Today, personal data is gathered through the welfare state and healthcare providers; and voluntarily shared by people through their use of smartphones, wearables, social media, streaming services, games, and more. Data is gathered, coordinated, and analysed to gain insights into our everyday lives by various state intelligence, authorities and civil businesses. Our data is key for an anticipated digital transformation of society. Thus, members of contemporary digitalized societies live in what David Lyon refers to as a culture of surveillance (2018). This panel invites contributions focusing on the cultural, mundane, and everyday-life aspects of such "participation and engagement of surveilled and surveilling subjects". (Lyon 2018: 6).

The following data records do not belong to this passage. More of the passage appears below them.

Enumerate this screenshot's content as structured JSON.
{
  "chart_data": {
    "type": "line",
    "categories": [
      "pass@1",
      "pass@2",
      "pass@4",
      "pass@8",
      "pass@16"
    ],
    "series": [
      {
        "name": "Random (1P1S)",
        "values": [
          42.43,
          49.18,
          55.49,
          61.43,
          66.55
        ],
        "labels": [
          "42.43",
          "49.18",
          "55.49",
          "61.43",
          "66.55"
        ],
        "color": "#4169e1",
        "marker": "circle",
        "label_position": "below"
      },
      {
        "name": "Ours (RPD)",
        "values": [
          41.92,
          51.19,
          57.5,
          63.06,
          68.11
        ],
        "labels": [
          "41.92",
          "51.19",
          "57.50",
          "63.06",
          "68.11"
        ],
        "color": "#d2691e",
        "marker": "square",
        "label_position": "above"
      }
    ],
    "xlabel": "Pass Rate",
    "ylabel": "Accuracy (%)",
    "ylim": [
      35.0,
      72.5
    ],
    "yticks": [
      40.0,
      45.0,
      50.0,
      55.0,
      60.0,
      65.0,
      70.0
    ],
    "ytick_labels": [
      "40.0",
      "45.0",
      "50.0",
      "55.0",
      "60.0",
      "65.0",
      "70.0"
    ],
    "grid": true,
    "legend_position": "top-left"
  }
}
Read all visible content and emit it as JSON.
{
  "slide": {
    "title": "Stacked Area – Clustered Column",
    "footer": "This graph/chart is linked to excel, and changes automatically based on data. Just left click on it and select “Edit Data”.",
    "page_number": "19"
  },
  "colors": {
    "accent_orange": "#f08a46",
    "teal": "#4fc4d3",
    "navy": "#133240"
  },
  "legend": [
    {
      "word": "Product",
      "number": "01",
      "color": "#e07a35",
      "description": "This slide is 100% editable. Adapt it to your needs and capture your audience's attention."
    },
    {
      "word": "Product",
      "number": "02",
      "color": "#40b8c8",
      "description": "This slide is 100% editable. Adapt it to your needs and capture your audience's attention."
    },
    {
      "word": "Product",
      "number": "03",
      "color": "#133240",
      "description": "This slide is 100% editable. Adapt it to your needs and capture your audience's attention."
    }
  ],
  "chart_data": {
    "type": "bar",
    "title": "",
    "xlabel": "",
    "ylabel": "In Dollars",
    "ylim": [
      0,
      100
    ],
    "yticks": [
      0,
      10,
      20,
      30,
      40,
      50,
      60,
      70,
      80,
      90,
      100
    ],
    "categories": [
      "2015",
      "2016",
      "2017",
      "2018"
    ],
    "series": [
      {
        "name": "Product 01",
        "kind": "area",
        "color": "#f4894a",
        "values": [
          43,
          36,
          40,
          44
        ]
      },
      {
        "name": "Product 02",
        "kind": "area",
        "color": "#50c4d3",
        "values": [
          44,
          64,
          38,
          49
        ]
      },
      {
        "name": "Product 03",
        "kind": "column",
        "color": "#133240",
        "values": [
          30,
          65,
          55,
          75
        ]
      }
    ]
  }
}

Whereas issues of surveillance, digitalization and data use have been widely studied in the social sciences, we identify a need for ethnologists, folklorists and scholars in adjacent fields to scrutinize these issues in their cultural contexts, and examine their consequences from the perspectives of citizens. Such perspectives are key in order to revise and nuance the often either utopian or dystopian narratives of the benefits of data collection and digitalization that imbue policies and media discourses.

Issues to be addressed can for instance include practices of acceptance, adaptation and/or resistance to online surveillance; the legitimization of the collection and use of personal data, from the perspective of private citizens; when information sharing on social media platforms becomes uncomfortable and risky; and the limitations that surveillance culture impose in terms of democratisation.